One of the challenges facing North Dakota Sen. Heidi Heitkamp has long been her precarious position as a Democrat in a reliably red state. But in the final hours of a closely watched reelection campaign she is predicted to lose, Heitkamp has tried to convince voters her party ties are her greatest strength, emphasizing her role as a centrist politician with a bipartisan track record.
“This is an election on where are we going to go, how are we going to speak as the American people to solve problems,” she told supporters in Bismarck, North Dakota, on Monday, according to the New York Times. “And I believe at the end of the day when you have someone who promised you one thing — and that is to be 100 percent with one side — that is not somebody who is going to solve that problem.”
It’s not clear the message will stick. Heitkamp’s Republican opponent, North Dakota Rep. Kevin Cramer is leading polls by an average of 11.4 percentage points, according to RealClearPolitics. And several election forecasts have predicted a win for Cramer, the state’s only Congressman.
But in a year when record early voting is already complicating midterm predictions, some political observers say it’s too soon to write off Heitkamp — who has far out-raised Cramer, raking in millions in the final weeks of her campaign, and has upset expectations before in a state with a voting pool of about 300,000. She was elected in 2012 with a surprise victory by a margin of fewer than 3,000 votes.
“She needs 150,000 votes.

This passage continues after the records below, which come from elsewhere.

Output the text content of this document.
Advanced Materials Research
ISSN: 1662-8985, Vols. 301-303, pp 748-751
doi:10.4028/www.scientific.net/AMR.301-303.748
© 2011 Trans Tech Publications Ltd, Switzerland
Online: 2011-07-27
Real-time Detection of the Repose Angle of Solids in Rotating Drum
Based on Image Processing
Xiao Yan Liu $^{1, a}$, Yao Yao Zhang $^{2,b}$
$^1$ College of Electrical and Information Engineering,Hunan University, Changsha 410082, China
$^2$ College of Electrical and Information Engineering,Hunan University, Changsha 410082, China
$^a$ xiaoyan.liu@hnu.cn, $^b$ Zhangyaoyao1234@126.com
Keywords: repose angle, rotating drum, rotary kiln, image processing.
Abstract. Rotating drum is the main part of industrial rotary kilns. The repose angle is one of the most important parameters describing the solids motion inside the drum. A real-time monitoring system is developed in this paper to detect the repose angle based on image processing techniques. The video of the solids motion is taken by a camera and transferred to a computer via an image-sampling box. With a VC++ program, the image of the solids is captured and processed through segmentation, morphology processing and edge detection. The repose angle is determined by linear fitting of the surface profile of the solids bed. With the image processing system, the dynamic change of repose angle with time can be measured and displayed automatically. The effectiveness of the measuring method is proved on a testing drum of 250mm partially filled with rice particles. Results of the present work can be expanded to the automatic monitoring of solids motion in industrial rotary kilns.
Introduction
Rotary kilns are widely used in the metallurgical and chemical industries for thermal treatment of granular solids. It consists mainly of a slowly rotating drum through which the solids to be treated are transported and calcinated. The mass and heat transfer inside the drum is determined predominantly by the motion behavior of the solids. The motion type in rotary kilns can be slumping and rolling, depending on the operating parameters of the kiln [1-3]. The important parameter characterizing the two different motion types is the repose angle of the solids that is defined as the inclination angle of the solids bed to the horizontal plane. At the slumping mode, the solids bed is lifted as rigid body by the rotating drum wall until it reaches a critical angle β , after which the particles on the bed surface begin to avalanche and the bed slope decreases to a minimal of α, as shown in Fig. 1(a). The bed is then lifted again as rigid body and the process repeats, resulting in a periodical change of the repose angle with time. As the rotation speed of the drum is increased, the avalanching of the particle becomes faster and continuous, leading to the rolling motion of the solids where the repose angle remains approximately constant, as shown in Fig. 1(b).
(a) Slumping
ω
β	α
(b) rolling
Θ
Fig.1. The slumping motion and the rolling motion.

If she can get 150,000 votes, she wins,” says Robert (Bo) Wood, a political science professor at the University of North Dakota, who studies state and local politics. “I think that there’s a very real chance that she could pull this off.”
Still, Heitkamp is facing different obstacles than in 2012. “I think that Cramer’s a better candidate than [2012 Republican Senate nominee] Rick Berg was, and Heitkamp does have a federal voting record now, which makes it harder for her to run as an outsider candidate,” says Kyle Kondik, managing editor of Sabato’s Crystal Ball, which has predicted a Cramer victory. “And it may also be that North Dakota has just become more Republican since that time.“
Heitkamp was already considered to be one of the most endangered incumbent Democrats in the Senate when she voted against Brett Kavanaugh’s nomination to the U.S. Supreme Court last month. She has explained that decision in personal terms, invoking her late mother, who was sexually assaulted as a teenager.
Heitkamp acknowledged in a 60 Minutes interview that confirming Kavanaugh would have been the “politically expedient vote.” “Do I have work that I wanna continue to do? Absolutely,” she said. “Do I wanna compromise my principles and my conscience for that job? No. And do I wanna compromise the Supreme Court for that job? No.”
That decision earned her condemnation from many Republicans and a $12.5-million windfall from supporters across the country. But her campaign stumbled when a newspaper ad aimed at Cramer misidentified victims of domestic violence and sexual abuse — a mistake Heitkamp described as a “very flagrant error of the campaign.” Cramer had already been leading Heitkamp in the polls, but his margin widened slightly after the Kavanaugh hearings.
Wood, the North Dakota professor, says he will be closely watching turnout in the state’s urban areas and eastern counties, which lean more Democratic, including Jamestown, Grand Forks and Valley City. Heitkamp’s Election Day schedule includes campaign stops in all three.
“I think if her campaign can turn out those people in numbers that are even kind of close to a presidential election cycle, then that’s going to offset the normal turnout that you see every election cycle in the rural areas,” Wood says. “If she can’t do well in those counties, then I would call it pretty fast. But I think people that are saying, ‘Yeah, Cramer’s going to just blow it out and he’s going to get 65% of the vote share,’ I would caution against that.”
The election in North Dakota — a state that voted for Trump by a 36-point margin in 2016 — stands to impact the future makeup of Congress. Democrats are still poised to retake the U.S. House. But they are less likely to win control of the Senate. And Republicans are all but assured to retain control of the Senate if Heitkamp loses.
Heitkamp was elected in 2012 with broad support from Native Americans, who are now disproportionately affected by a new state voter ID law, which is expected to hinder voting access for as many as 5,000 Native Americans. Many Native Americans, who are mobilizing their communities to vote in spite of the hurdle, have rallied behind Heitkamp once again.
In a video posted to Twitter on Sunday, Heitkamp touted her work on legislation that deregulated community banks and credit unions — a bill that President Trump signed into law in May with Heitkamp by his side. And she also condemned the President’s “terrible trade war that is costing our farmers literally millions of dollars and jeopardizing rural communities.”
Trump, who is popular in North Dakota, has twice visited the state to stump for Cramer. And while the Trump Administration’s new tariffs have already negatively affected soybean farmers in the state, it’s not yet clear the effect has been strong enough to sway the vote of Republican farmers.
But even Cramer seems hesitant to call the race too soon. “I feel pretty confident,” he said Monday, according to the Associated Press. “But I expect this race is closer than the polling has demonstrated.”